Oben Abright Finds Inspiration in the Everyday
The Oakland artist infuses his glass sculptures with social meaning.
Oakland's Oben Abright grew up in a family where art was a given.
Photo by Chris Duffey
Not too many artists can claim the unusual merit of having had a solo show at age 9—in the front window of a comic book store, no less. Adding to the coolness factor was that the show consisted of portraits of sports stars.
Oakland resident Oben Abright, 35, has lived a life completely immersed in art. In elementary school in San Anselmo, he connected with other kids by drawing their portraits. “I knew I was good at it and got a lot of encouragement as an artist,” he said.

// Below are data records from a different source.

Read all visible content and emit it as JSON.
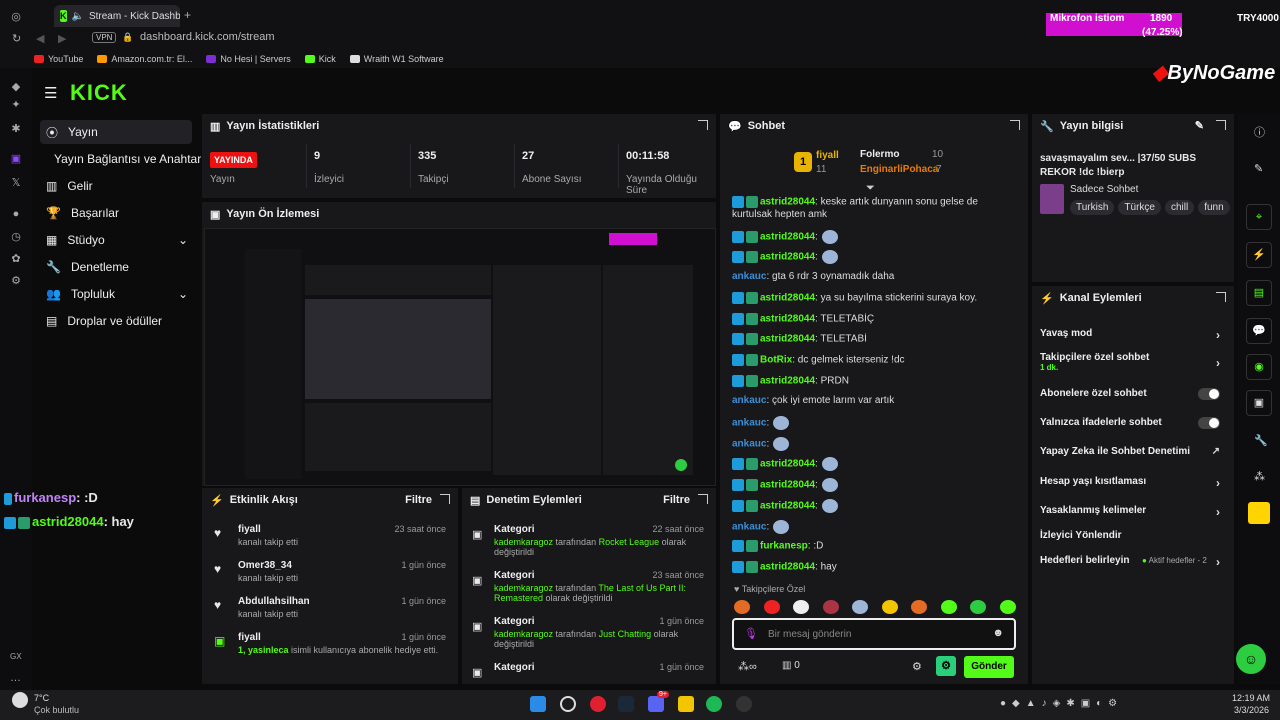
{
  "browser": {
    "tab_title": "Stream - Kick Dashbo",
    "url": "dashboard.kick.com/stream",
    "bookmarks": [
      "YouTube",
      "Amazon.com.tr: El...",
      "No Hesi | Servers",
      "Kick",
      "Wraith W1 Software"
    ],
    "mic_overlay": "Mikrofon istiom",
    "mic_count": "1890",
    "mic_percent": "(47.25%)",
    "currency": "TRY4000",
    "sponsor": "ByNoGame"
  },
  "nav": {
    "logo": "KICK",
    "items": [
      "Yayın",
      "Yayın Bağlantısı ve Anahtarı",
      "Gelir",
      "Başarılar",
      "Stüdyo",
      "Denetleme",
      "Topluluk",
      "Droplar ve ödüller"
    ],
    "bottom_label": "GX"
  },
  "stats": {
    "title": "Yayın İstatistikleri",
    "live": "YAYINDA",
    "live_label": "Yayın",
    "viewers": "9",
    "viewers_label": "İzleyici",
    "followers": "335",
    "followers_label": "Takipçi",
    "subs": "27",
    "subs_label": "Abone Sayısı",
    "time": "00:11:58",
    "time_label": "Yayında Olduğu Süre"
  },
  "preview": {
    "title": "Yayın Ön İzlemesi"
  },
  "overlay_chat": [
    {
      "user": "furkanesp",
      "msg": ": :D"
    },
    {
      "user": "astrid28044",
      "msg": ": hay"
    }
  ],
  "activity": {
    "title": "Etkinlik Akışı",
    "filter": "Filtre",
    "items": [
      {
        "name": "fiyall",
        "desc": "kanalı takip etti",
        "time": "23 saat önce"
      },
      {
        "name": "Omer38_34",
        "desc": "kanalı takip etti",
        "time": "1 gün önce"
      },
      {
        "name": "Abdullahsilhan",
        "desc": "kanalı takip etti",
        "time": "1 gün önce"
      },
      {
        "name": "fiyall",
        "desc_green": "1, yasinleca",
        "desc": " isimli kullanıcıya abonelik hediye etti.",
        "time": "1 gün önce"
      }
    ]
  },
  "moderation": {
    "title": "Denetim Eylemleri",
    "filter": "Filtre",
    "items": [
      {
        "title": "Kategori",
        "time": "22 saat önce",
        "user": "kademkaragoz",
        "mid": " tarafından ",
        "cat": "Rocket League",
        "end": " olarak değiştirildi"
      },
      {
        "title": "Kategori",
        "time": "23 saat önce",
        "user": "kademkaragoz",
        "mid": " tarafından ",
        "cat": "The Last of Us Part II: Remastered",
        "end": " olarak değiştirildi"
      },
      {
        "title": "Kategori",
        "time": "1 gün önce",
        "user": "kademkaragoz",
        "mid": " tarafından ",
        "cat": "Just Chatting",
        "end": " olarak değiştirildi"
      },
      {
        "title": "Kategori",
        "time": "1 gün önce",
        "user": "",
        "mid": "",
        "cat": "",
        "end": ""
      }
    ]
  },
  "chat": {
    "title": "Sohbet",
    "top": [
      {
        "name": "fiyall",
        "count": "11"
      },
      {
        "name": "Folermo",
        "count": "10"
      },
      {
        "name": "EnginarliPohaca",
        "count": "7"
      }
    ],
    "messages": [
      {
        "user": "astrid28044",
        "text": ": keske artık dunyanın sonu gelse de",
        "text2": "kurtulsak hepten amk"
      },
      {
        "user": "astrid28044",
        "text": ":"
      },
      {
        "user": "astrid28044",
        "text": ":"
      },
      {
        "user": "ankauc",
        "text": ": gta 6 rdr 3 oynamadık daha"
      },
      {
        "user": "astrid28044",
        "text": ": ya su bayılma stickerini suraya koy."
      },
      {
        "user": "astrid28044",
        "text": ": TELETABİÇ"
      },
      {
        "user": "astrid28044",
        "text": ": TELETABİ"
      },
      {
        "user": "BotRix",
        "text": ": dc gelmek isterseniz !dc"
      },
      {
        "user": "astrid28044",
        "text": ": PRDN"
      },
      {
        "user": "ankauc",
        "text": ": çok iyi emote larım var artık"
      },
      {
        "user": "ankauc",
        "text": ":"
      },
      {
        "user": "ankauc",
        "text": ":"
      },
      {
        "user": "astrid28044",
        "text": ":"
      },
      {
        "user": "astrid28044",
        "text": ":"
      },
      {
        "user": "astrid28044",
        "text": ":"
      },
      {
        "user": "ankauc",
        "text": ":"
      },
      {
        "user": "furkanesp",
        "text": ": :D"
      },
      {
        "user": "astrid28044",
        "text": ": hay"
      }
    ],
    "followers_only": "Takipçilere Özel",
    "placeholder": "Bir mesaj gönderin",
    "points": "0",
    "send": "Gönder"
  },
  "info": {
    "title": "Yayın bilgisi",
    "stream_title": "savaşmayalım sev... |37/50 SUBS REKOR !dc !bierp",
    "category": "Sadece Sohbet",
    "tags": [
      "Turkish",
      "Türkçe",
      "chill",
      "funn"
    ]
  },
  "actions": {
    "title": "Kanal Eylemleri",
    "items": [
      {
        "label": "Yavaş mod",
        "type": "chev"
      },
      {
        "label": "Takipçilere özel sohbet",
        "sub": "1 dk.",
        "type": "chev"
      },
      {
        "label": "Abonelere özel sohbet",
        "type": "toggle"
      },
      {
        "label": "Yalnızca ifadelerle sohbet",
        "type": "toggle"
      },
      {
        "label": "Yapay Zeka ile Sohbet Denetimi",
        "type": "ext"
      },
      {
        "label": "Hesap yaşı kısıtlaması",
        "type": "chev"
      },
      {
        "label": "Yasaklanmış kelimeler",
        "type": "chev"
      },
      {
        "label": "İzleyici Yönlendir",
        "type": "none"
      },
      {
        "label": "Hedefleri belirleyin",
        "extra": "Aktif hedefler - 2",
        "type": "chev"
      }
    ]
  },
  "taskbar": {
    "weather_temp": "7°C",
    "weather_desc": "Çok bulutlu",
    "time": "12:19 AM",
    "date": "3/3/2026",
    "discord_count": "9+"
  }
}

His parents made an artist’s life seem like a given. His father taught ceramics at the College of Marin, and his mother ran an art restoration business that had a parade of great sculpture coming through the house. “It was kind of like growing up in an art studio,” said Abright.
Abright went straight to a painting program at California College of the Arts after he graduated from high school. There he worked with Northern Irish glass sculptor Clifford Rainey, whose talent made Abright want to pursue a career in glass. “The amount of innovation in that medium was attractive,” Abright said. And looking at Rainey’s corecast—molten glass cast around a core that is later discarded—bottles proved inspirational. “It’s like a person floating inside a bottle. The exposure of the inside of the sculpture seemed like the next level of art to me,” Abright said. He was also moved by seeing the Dorothy & George Saxe Collection of Contemporary Craft at the de Young Museum, saying, “It never occurred to me that you could make sculpture out of glass.”
He rented an off-campus gallery space for his BFA show and sold most of the pieces. Abright is currently represented by two galleries, the ECHT Gallery in Chicago and the Austin Art Projects in Palm Desert.
Fast forward to today. Abright’s piece Nate is included in Glass for the New Millennium, an exhibition at the Crocker Art Museum in Sacramento. The exhibition runs through Oct. 2. Abright’s 4-foot sculpture depicts a goateed man in a hoodie and is rendered in mold-blown glass—a technique that creates a hollow object by inserting air into molten glass while shaping it in a mold—and oil paint on a cement base.
“Abright’s approach to glass includes sculpture and a social message, which is a new development in creative glass since 2000,” said Crocker curator Diana Daniels, citing Abright’s use of a homeless man as a model and his practice of finding subjects in the environment around his Oakland studio. “He looks at work not as aesthetically pleasing, but emotionally challenging.”
Abright’s mentor Rainey also has a piece, Fragmented Shadow of Time, in the show, and his father, Bill Abright, has a ceramic vessel in the Crocker’s permanent collection.
Like many artists, Abright is always looking ahead to how art will evolve. He expressed dismay that “so many institutions with a long history of teaching craft-based skills have shifted to digital media. Seeing the hand of the artist in an object is less and less valued these days in an art world that has become more automated.” But the timelessness of the human effort behind the work endures, he said. “The value of the artist’s fingerprints in the medium will always remain valid.”
Published online on Sept. 8, 2016 at 7 a.m.